Stathmin, distributed in neurons with high abundance, acts as an intracellular relay, integrating various transduction pathways triggered by extracellular signals and it is involved in physiological regulation of microtubule destabilization. Stathmin has been also shown to be a critical molecule in pathology of neurodegeneration such as Alzheimer's disease (AD), particularly, in neurofibrillary tangle (NFT) formation. Here we evaluated protein levels of stathmin in adult brain from patients with AD and Down syndrome (DS) showing AD-like pathology by applying proteomic technologies with two-dimensional (2-D) gel electrophoresis, matrix-assisted laser desorption ionization mass spectroscopy (MALDI-MS) identification and specific software for quantification of proteins. Significantly decreased protein levels of stathmin were observed in frontal (2.12+/-1.17, n = 6) and temporal (3.05+/-2.81, n = 10) cortices of AD compared to controls (frontal cortex: 4.41+/-1.70, n = 8; temporal cortex: 5.26+/-2.26, n = 13). Stathmin was also significantly decreased in frontal (2.47+/-1.11, n = 7) and temporal (2.02+/-1.18, n = 9) cortices of DS. We also investigated stathmin levels in fetal brain. Stathmin was not significantly changed between fetal DS brain and controls. We suggest that the decreased protein level of stathmin in brains is associated with tangle formation and microtubule instability in DS as well as AD, but stathmin is not involved in the abnormal development of fetal DS brain.

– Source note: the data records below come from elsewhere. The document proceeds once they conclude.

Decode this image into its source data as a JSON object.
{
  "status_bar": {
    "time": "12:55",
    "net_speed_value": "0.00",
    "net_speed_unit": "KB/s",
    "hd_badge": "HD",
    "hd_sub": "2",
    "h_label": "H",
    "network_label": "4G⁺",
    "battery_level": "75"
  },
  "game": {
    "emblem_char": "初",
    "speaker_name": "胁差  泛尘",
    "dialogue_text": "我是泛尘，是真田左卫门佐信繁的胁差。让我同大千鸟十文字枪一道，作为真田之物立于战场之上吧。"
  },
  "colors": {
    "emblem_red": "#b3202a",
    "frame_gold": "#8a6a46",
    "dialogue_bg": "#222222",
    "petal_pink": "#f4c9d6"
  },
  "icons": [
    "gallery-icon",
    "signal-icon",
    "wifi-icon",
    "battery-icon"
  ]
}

Expression profiles of proteins in fetal brain with Down syndrome.

Proteomics is a powerful tool for evaluating differential protein expression comparing hundreds of proteins simultaneously. In the current study we performed "gene hunting" at the protein level and identified and quantified 10 protein spots in control and Down syndrome (DS) fetal brains. Using two-dimensional (2-D) electrophoresis of fetal brain proteins with subsequent MALDI-identification and quantification with specific software, we identified a series of poorly known proteins, in part hypothetical and orphans or poorly documented proteins. Hypothetical protein DKFZp564D177.1-human (fragment), one of these proteins was identified in fetal brain and was significantly decreased in DS (0.61+/-0.44, n = 7) compared to controls (3.43+/-1.83, n = 7). Septin 6, previously shown to be associated with synaptic vesicles, was present in all of 7 controls, but only in 1 out of 6 DS brains. We suggest that decreased protein levels of hypothetical protein DKFZp564D177.1-human (fragment) and lower prevalence of septin 6 could be involved in the maldevelopment of fetal DS brains. The other 8 proteins (WD repeat protein 1, novel protein highly similar to septin 2 homolog, septin 5, septin 2, DJ37E16.5 (novel protein similar to nitrophenylphosphatases from various organism), hypothetical 30.2 kDa protein, neuronal protein NP25, and DC7 protein (vacuolar sorting protein 29)) were comparable between controls and DS but could be identified in fetal and DS cortex, thus proposing them as tentative brain proteins.